Tornando alla stagione agonistica 2016 che culminerà con le Olimpiadi di Rio, è arrivata la convocazione di Pera nella selezione azzurra di fossa olimpica senior. A farle compagnia ci sono Martina Bartolomei, Federica Caporuscio, Lisa Nicole Marzo, Alessia Montanino, Valeria Raffaelli, Jessica Rossi e Silvana Stanco. Com’è il rapporto con queste ragazze?
«Squadra forte e gruppo coeso e affiatato che vanta una conoscenza di lunga data. Nel nostro sport molto spesso il nemico non è l’avversario ma il piattello. Ogni risultato dipende da te stessa più che dagli altri. Per quanto mi riguarda sono ottimista e assolutamente fiduciosa, consapevole della battaglia, sportivamente parlando, che mi attende. Nel 2016 compirò quarant’anni, questo significa che Rio potrebbe rappresentare la mia ultima occasione per partecipare ad una Olimpiade. Un motivo in più per esserci. Quel treno, dopo, potrebbe non passare più anche se il mio innato ottimismo mi spinge comunque a guardare con fiducia nel futuro. E allora se Rio non rappresenta l’ultima occasione, sicuramente sarà la penultima».
Sembra che a “spingerla” all’ombra del Cristo Redentore possa esserci anche la cabala. C’è un aneddoto curioso che lega questo periodo a quello di Sidney, ce lo ricorda direttamente lei?

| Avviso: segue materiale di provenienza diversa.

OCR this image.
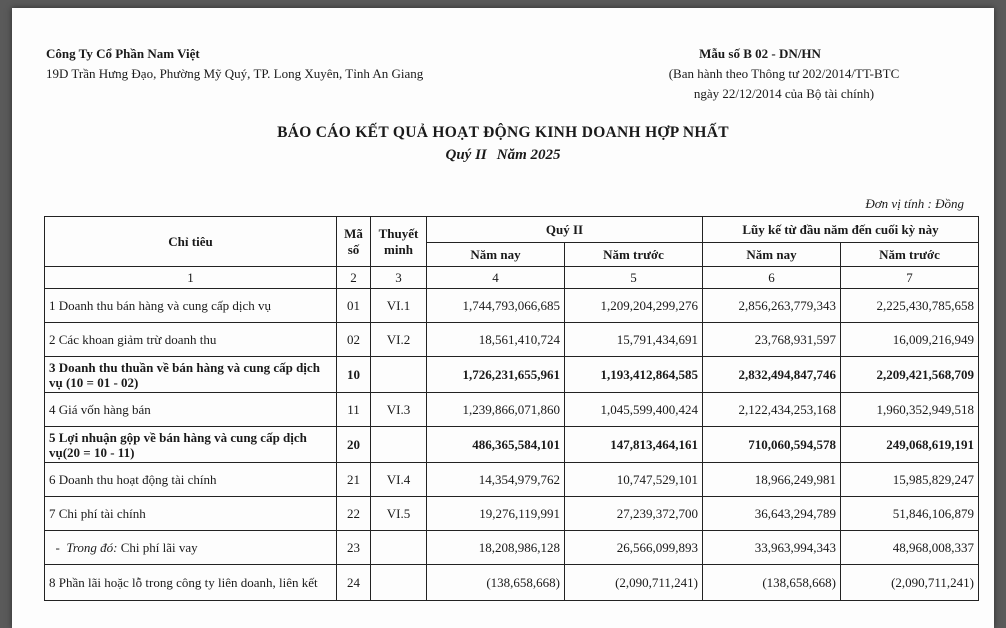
Công Ty Cổ Phần Nam Việt
19D Trần Hưng Đạo, Phường Mỹ Quý, TP. Long Xuyên, Tỉnh An Giang
Mẫu số B 02 - DN/HN
(Ban hành theo Thông tư 202/2014/TT-BTC
ngày 22/12/2014 của Bộ tài chính)
BÁO CÁO KẾT QUẢ HOẠT ĐỘNG KINH DOANH HỢP NHẤT
Quý II Năm 2025
Đơn vị tính : Đồng
Chỉ tiêu	Mã số	Thuyết minh	Quý II		Lũy kế từ đầu năm đến cuối kỳ này	
			Năm nay	Năm trước	Năm nay	Năm trước
1	2	3	4	5	6	7
1 Doanh thu bán hàng và cung cấp dịch vụ	01	VI.1	1,744,793,066,685	1,209,204,299,276	2,856,263,779,343	2,225,430,785,658
2 Các khoan giảm trừ doanh thu	02	VI.2	18,561,410,724	15,791,434,691	23,768,931,597	16,009,216,949
3 Doanh thu thuần về bán hàng và cung cấp dịch vụ (10 = 01 - 02)	10		1,726,231,655,961	1,193,412,864,585	2,832,494,847,746	2,209,421,568,709
4 Giá vốn hàng bán	11	VI.3	1,239,866,071,860	1,045,599,400,424	2,122,434,253,168	1,960,352,949,518
5 Lợi nhuận gộp về bán hàng và cung cấp dịch vụ(20 = 10 - 11)	20		486,365,584,101	147,813,464,161	710,060,594,578	249,068,619,191
6 Doanh thu hoạt động tài chính	21	VI.4	14,354,979,762	10,747,529,101	18,966,249,981	15,985,829,247
7 Chi phí tài chính	22	VI.5	19,276,119,991	27,239,372,700	36,643,294,789	51,846,106,879
-  Trong đó: Chi phí lãi vay	23		18,208,986,128	26,566,099,893	33,963,994,343	48,968,008,337
8 Phần lãi hoặc lỗ trong công ty liên doanh, liên kết	24		(138,658,668)	(2,090,711,241)	(138,658,668)	(2,090,711,241)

«Pochi mesi prima delle Olimpiadi di Sidney fui costretta ad operarmi agli occhi per ridurre una fastidiosa miopia», racconta in conclusione l’atleta bellunese, «ma quello che poteva sembrare un handicap alla fine si rivelò un portafortuna visto come andò a finire quell’esperienza. Chissà che la storia non si ripeta quest’anno dopo l’operazione al piede di fine novembre…».